By 1945 the Speedway was in a sorry state, partially overgrown and crumbling. Rickenbacker decided to sell and the Speedway was bought by Tony Hulman. Major redevelopment began, beginning with new grandstands and followed up over the years by a museum, tunnels, a control tower, hospitality suites, a huge four-lane tunnel between Turns 1 and 2, the Hall of Fame and offices. By the Seventies the Speedway property included two golf courses (a nine-hole inside the oval and an 18-hole outside), not to mention a 96 room motel!

On the racing front, the late Forties belonged to Mauri Rose, who won in 1947 and 1948. His car broke just eight laps from home the following year while shadowing the leader.

After Rose retired in 1951 a new star emerged: Billy Vukovich, the Mad Russian. With nine laps of the 1952 race left his car broke and 22-year-old Troy Ruttman swept by to become youngest winner of the Indy 500. Vukovich won in 1953 and 1954 and was leading in 1955 when he was killed, flipping on the back straight. No-one ever won three in a row...

With speeds for a single lap creeping ever closer to 150mph, the Indy 500 continued to pack in the crowds. They were thrilled by the speeds and the crashes, a notable one in 1958 seeing the largest crash in the Speedway's history, car after car piled in, Jerry Unser going over the wall in the chaos! Amazingly no-one was seriously injured.

Ever since 1950 Indy had been a nominal round of the Formula 1 World Championship, and although this ended in 1960, the following years saw the beginnings of a foreign invasion.

The bricks were paved over with asphalt in 1961 and in 1963 Jim Clark arrived with his rear-engined Lotus and the big roadsters were given notice that their days were numbered.
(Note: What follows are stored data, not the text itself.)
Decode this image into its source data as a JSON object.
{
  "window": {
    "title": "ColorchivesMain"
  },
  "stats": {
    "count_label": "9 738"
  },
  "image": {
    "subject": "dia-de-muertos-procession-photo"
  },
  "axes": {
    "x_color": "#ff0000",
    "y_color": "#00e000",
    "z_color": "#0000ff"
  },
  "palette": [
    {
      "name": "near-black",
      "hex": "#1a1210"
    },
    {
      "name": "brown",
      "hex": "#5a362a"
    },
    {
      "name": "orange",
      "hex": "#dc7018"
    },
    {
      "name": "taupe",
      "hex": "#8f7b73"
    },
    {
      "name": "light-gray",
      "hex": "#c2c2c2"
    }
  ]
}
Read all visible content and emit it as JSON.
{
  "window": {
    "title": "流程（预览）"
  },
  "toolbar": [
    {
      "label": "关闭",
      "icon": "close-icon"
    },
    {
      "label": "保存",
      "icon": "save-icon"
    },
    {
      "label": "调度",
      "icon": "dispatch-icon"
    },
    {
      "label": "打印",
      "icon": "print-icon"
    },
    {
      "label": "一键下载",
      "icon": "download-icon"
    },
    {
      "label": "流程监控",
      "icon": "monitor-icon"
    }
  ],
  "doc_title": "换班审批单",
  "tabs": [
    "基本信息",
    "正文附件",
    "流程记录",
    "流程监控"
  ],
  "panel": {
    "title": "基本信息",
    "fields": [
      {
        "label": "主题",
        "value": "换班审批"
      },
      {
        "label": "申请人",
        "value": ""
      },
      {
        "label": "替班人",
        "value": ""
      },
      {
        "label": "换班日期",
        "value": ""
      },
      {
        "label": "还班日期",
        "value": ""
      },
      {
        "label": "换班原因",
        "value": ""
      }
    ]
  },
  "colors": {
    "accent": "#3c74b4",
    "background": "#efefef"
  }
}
AJ Foyt won the last front-engined victory in 1964 and a year later Clark outclassed the field to win the 500. The following year Graham Hill did the same with a Lola, avoiding a huge 11-car pile-up at the start.

In the late Sixties came the new generation who would dominate Indy through to the Eighties: Foyt, Mario Andretti, Johnny Rutherford, Gordon Johncock and the Unser Brothers, Bobby and Al. By 1988 Foyt (competing that year in his 30th Indy 500) had won four; Al Unser had matched that, while brother Bobby had three to his name as had Rutherford. Johncock had two and poor Mario Andretti was still trying to add to his first victory back in 1969.

In the Eighties, with speeds up to 200mph, a Californian called Rick Mears emerged, winning three times, while Danny Sullivan, winner in 1985, spun at high speed on his way to an incredible victory.

Tony George, grandson of Tony Hulman, took over the running of the Speedway in January 1990 and he soon added new events to the Indianapolis calendar: the Brickyard 400 NASCAR race and an International Race of Champions and continued the policy of constantly upgrading the facility. He ordered the redesign of the old Speedway Golf Course into the renamed Brickyard Crossing Golf Course which was completed in 1993. This soon became a major event on the Senior PGA Tour. George also established the Indy Racing League in competition to the CART series.

The USA had not staged an F1 Grand Prix since Phoenix in 1991. In 1998 George agreed a deal with Formula 1 boss Bernie Ecclestone for Indianapolis to host the United States Grand Prix in 2000 and funded a massive construction program to build a Formula 1 road course on the Indianapolis infield and replace the existing pitlane facilities with new buildings. The 2000 event was a great success, with victory for Michael Schumacher in his Ferrari. The subsequent races have seen slightly smaller crowds but F1 is at Indianapolis to stay and the aim now is to gradually build up interest in F1 in America.